How does the scar change as it matures?
- As granulation tissue matures, fibroblasts begin to deposit connective tissue in a process known as fibroplasia. The connective tissue is deposited with little structural organisation.
- The connective tissue is primarily composed of collagen, but also contains proteoglycans and elastin.
- Fibroplasia is primarily regulated by TGF-beta, which is released by inflammatory cells such as M2 macrophages.
- The purpose of fibroplasia is to increase the structural integrity of the damaged tissue.
- As the scar matures:
1 - The connective tissue takes on a more organised horizontal structure. This dynamic remodelling is controlled by matrix metalloproteinases and their inhibitors.
2 - Fibroblasts decrease in size as they become less metabolically active.
3 - Some fibroblasts develop properties of smooth muscle cells as they differentiate into myofibroblasts to allow contraction of the wound, decreasing the size of the site of injury.
Describe the two types of skin healing.
1 - Skin healing by primary intention:
- Skin healing by primary intention occurs where there are small defects that can be closed by sutures (e.g. surgical wounds).
- Damage healed by primary intention is limited to a small amount of the epidermis and basement membrane.
- Healing by primary intention is relatively quick and leaves minimal scarring.
2 - Skin healing by secondary intention:
- Skin healing by primary intention occurs where there are large defects that cannot be closed (e.g. following severe trauma).
- Re-epithelialisation occurs first along the base of the defect and moves upwards.
- Healing by secondary intention is relatively slow, and involves more inflammation, granulation tissue, fibroplasia and, ultimately, more scarring.
- A skin graft can be used to aid healing in healing by secondary intention.
List 4 systemic factors and 4 local factors influencing wound healing.
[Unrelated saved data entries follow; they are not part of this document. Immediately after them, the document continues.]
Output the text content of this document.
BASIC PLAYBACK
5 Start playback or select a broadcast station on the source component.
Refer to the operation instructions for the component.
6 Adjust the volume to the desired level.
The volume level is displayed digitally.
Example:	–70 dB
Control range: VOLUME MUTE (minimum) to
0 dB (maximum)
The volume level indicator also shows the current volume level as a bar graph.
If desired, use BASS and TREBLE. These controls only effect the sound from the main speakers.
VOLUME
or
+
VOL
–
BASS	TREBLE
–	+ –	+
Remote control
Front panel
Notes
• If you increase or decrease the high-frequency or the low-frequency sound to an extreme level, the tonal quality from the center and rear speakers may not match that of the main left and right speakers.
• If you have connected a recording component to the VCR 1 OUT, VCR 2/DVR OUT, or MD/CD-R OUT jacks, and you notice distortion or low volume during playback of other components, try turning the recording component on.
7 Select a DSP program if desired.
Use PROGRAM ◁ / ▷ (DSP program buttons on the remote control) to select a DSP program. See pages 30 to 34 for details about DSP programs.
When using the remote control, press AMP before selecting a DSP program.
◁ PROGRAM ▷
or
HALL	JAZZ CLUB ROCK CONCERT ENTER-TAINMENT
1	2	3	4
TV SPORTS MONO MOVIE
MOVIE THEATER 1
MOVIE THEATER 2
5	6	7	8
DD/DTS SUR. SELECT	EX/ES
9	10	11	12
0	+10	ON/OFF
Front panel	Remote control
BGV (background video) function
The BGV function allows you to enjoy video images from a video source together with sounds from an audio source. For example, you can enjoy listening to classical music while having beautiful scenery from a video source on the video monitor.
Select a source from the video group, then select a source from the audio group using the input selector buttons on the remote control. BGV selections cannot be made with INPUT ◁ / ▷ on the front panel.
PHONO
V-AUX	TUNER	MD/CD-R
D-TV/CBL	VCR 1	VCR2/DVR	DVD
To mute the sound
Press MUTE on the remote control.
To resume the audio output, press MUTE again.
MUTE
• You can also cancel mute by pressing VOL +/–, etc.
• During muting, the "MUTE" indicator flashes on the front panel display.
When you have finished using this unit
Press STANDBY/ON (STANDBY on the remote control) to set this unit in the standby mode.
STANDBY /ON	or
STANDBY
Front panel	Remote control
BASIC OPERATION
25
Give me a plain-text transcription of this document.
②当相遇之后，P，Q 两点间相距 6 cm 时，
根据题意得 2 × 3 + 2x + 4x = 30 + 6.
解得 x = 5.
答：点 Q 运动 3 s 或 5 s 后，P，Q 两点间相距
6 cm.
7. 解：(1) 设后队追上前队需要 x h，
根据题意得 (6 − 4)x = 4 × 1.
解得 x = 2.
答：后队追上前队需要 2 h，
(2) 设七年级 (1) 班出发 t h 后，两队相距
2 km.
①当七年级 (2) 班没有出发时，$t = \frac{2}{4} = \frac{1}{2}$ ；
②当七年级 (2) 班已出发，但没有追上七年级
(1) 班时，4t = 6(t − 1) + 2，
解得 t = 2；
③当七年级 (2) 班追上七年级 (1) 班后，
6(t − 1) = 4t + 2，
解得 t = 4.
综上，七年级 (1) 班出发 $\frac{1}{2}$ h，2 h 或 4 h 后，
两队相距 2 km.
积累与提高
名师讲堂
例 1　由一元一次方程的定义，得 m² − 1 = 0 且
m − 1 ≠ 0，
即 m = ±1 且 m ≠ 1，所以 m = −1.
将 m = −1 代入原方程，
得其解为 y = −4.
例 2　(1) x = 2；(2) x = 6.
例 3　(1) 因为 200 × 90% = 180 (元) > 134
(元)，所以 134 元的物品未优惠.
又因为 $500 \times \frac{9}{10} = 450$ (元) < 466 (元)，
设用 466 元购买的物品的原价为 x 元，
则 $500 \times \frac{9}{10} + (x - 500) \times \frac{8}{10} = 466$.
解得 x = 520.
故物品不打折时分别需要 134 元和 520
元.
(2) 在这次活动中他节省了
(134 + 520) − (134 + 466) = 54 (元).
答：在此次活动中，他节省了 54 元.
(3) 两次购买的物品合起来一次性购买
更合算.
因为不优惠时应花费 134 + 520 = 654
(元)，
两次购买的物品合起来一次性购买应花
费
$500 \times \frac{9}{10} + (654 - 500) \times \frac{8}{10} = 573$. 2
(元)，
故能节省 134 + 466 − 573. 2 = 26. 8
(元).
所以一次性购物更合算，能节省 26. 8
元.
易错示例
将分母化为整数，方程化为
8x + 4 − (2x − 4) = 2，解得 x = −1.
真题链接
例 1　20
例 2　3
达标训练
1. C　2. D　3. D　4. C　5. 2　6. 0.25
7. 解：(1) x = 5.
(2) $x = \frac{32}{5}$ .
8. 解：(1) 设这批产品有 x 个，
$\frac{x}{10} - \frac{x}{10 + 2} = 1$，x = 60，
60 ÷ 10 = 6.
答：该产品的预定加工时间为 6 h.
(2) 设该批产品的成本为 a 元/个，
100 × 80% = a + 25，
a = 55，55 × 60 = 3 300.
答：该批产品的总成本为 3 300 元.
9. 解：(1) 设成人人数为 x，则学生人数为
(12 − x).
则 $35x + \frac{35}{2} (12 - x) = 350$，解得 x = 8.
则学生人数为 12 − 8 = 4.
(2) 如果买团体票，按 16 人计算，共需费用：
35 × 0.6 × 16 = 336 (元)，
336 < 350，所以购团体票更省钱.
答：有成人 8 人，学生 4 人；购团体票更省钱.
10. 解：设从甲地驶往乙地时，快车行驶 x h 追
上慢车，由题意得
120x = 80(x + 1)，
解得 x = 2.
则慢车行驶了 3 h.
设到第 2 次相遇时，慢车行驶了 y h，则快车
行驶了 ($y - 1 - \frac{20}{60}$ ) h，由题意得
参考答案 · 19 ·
Systemic factors influencing wound healing:
1 - Nutrition.
2 - Metabolic status.
3 - Circulatory status (e.g. diabetes impedes peripheral blood flow).
4 - Hormones.
Local factors influencing wound healing:
1 - Local blood supply.
2 - Infection.
3 - Presence of foreign bodies.
4 - Mechanical factors.
How does wound strength change over time?
- Wound strength after 1 week is 10% of the original tissue strength.
- This changes to 50-60% at 1 month.
- Tissue strength plateaus at 70-80% after 3 months, never reaching 100% of the original tissue strength.
List 3 examples of pathological healing in the skin.
1 - Keloid scars.
- These most often occur in people with darker skin following relatively minor trauma such as ear piercings or minor surgery.
- Histologically, keloid scars appear as thick deposits of collagen, losing the normal wave appearance.
- Freezing keloid scars early in development can stop their growth, but excision may just result in the formation of another keloid scar.
2 - Contractures.
- These occur in patients that have experienced large burn injuries, and the scar tissue deposited into the skin prevents normal movement.
3 - Chronic ulcers.
- These occur where (even relatively minor) injuries occur at regions with compromised blood supply.
- The lack of blood prevents the healing process altogether, leaving the wound vulnerable to infection.
What is cirrhosis?
- Cirrhosis is the typical response of the liver to prolonged severe injury.
- It is characterised by nodules of regenerating hepatocytes surrounded by fibrous tissue.
- Fibrosis distorts the liver architecture and damages the vasculature, impairing liver function.